The shift to the cloud is an opportunity to rethink security from the ground up, to re-architect networks and data centers in a way that closes existing gaps. The feds are helping agencies do this with a growing body of guidance such as NIST's 68-page document on cloud security and controls required as part of the forthcoming FedRAMP security authorization program.

CIA CTO Hunt talks about periodically and automatically moving workloads and reimaging machines as a way of creating a "polymorphic attack surface" that confuses would-be attackers, as they won't know what's running on which physical server at any point in time.

Hunt's not some IT lightweight, and the CIA can't afford to be cavalier about the security of its data and systems. "We're paranoid for a reason," Hunt told the audience at InformationWeek's GovCloud 2011 event in October. "They really are out to get us. And I'm not kidding about this, when secrets leak out, people die."

Alexander says cloud computing can improve patching across a network and bring other benefits. "You have better visibility and situational awareness," he said at a recent event hosted by the Defense Advanced Research Projects Agency. "More importantly, if you were to watch how we push out [patches] today, you would laugh or cry because it takes months. We need a dynamic way to do it, and the cloud lets us do it much quicker."

These concepts apply primarily to private, not public, clouds. Even so, NIST's Mell, one of the creators of the FedRAMP program, has argued that entrusting data to the world-class engineers at Amazon, Google, and Microsoft may be more secure than hosting the data in your own data center.
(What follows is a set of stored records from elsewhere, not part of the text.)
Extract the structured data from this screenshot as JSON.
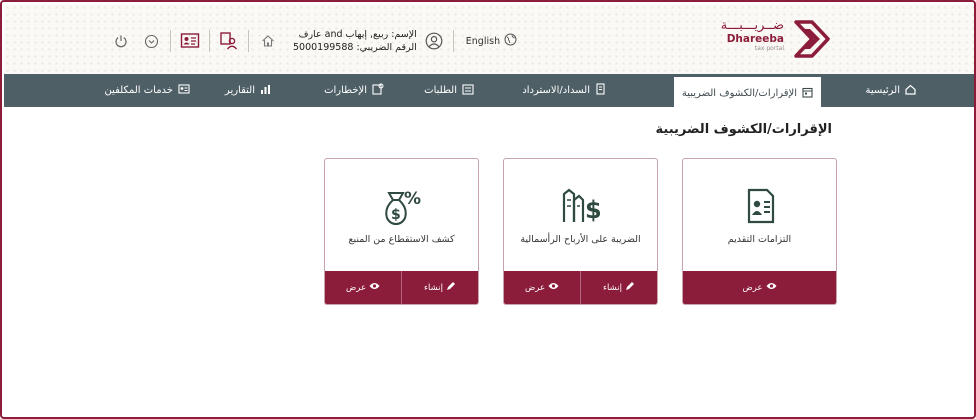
{
  "header": {
    "logo": {
      "arabic": "ضــريـــبـــة",
      "english": "Dhareeba",
      "subtitle": "tax portal"
    },
    "language": "English",
    "user": {
      "name": "الإسم: ربيع, إيهاب and عارف",
      "tax_number": "الرقم الضريبي: 5000199588"
    },
    "icons": [
      "power-icon",
      "chevron-circle-icon",
      "id-card-icon",
      "user-switch-icon",
      "home-icon",
      "user-circle-icon",
      "globe-icon"
    ]
  },
  "nav": {
    "items": [
      {
        "label": "الرئيسية",
        "icon": "home-icon"
      },
      {
        "label": "الإقرارات/الكشوف الضريبية",
        "icon": "calendar-icon",
        "active": true
      },
      {
        "label": "السداد/الاسترداد",
        "icon": "payment-icon"
      },
      {
        "label": "الطلبات",
        "icon": "requests-icon"
      },
      {
        "label": "الإخطارات",
        "icon": "notifications-icon"
      },
      {
        "label": "التقارير",
        "icon": "bar-chart-icon"
      },
      {
        "label": "خدمات المكلفين",
        "icon": "taxpayer-services-icon"
      }
    ]
  },
  "main": {
    "title": "الإقرارات/الكشوف الضريبية",
    "cards": [
      {
        "title": "التزامات التقديم",
        "icon": "filing-document-icon",
        "view_label": "عرض"
      },
      {
        "title": "الضريبة على الأرباح الرأسمالية",
        "icon": "capital-gains-icon",
        "create_label": "إنشاء",
        "view_label": "عرض"
      },
      {
        "title": "كشف الاستقطاع من المنبع",
        "icon": "money-bag-percent-icon",
        "create_label": "إنشاء",
        "view_label": "عرض"
      }
    ]
  },
  "colors": {
    "brand": "#8b1c3a",
    "nav_bg": "#4e5f66",
    "header_bg": "#fbf9f5"
  }
}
Not everyone is ready to buy into this line of thinking, of course. At a recent cybersecurity event in Baltimore, some attendees scoffed at Alexander's take on cloud security. Their counterargument: Consolidation and virtualization might make an IT environment more manageable, but they also create a bigger target for social engineering and other forms of attack.

And NIST, despite the optimism of its cloud researchers, offers its own words of warning. "The cloud computing environment presents unique security challenges," NIST writes in its recently released "cloud roadmap" document. "The architecture, potential scale, reliance on networking, degree of outsourcing, and shared resource aspects of the cloud computing model make it prudent to reexamine current security controls." Prudent? That's too soft. IT pros that don't pay close attention to security controls in the cloud are putting their organizations at extreme risk.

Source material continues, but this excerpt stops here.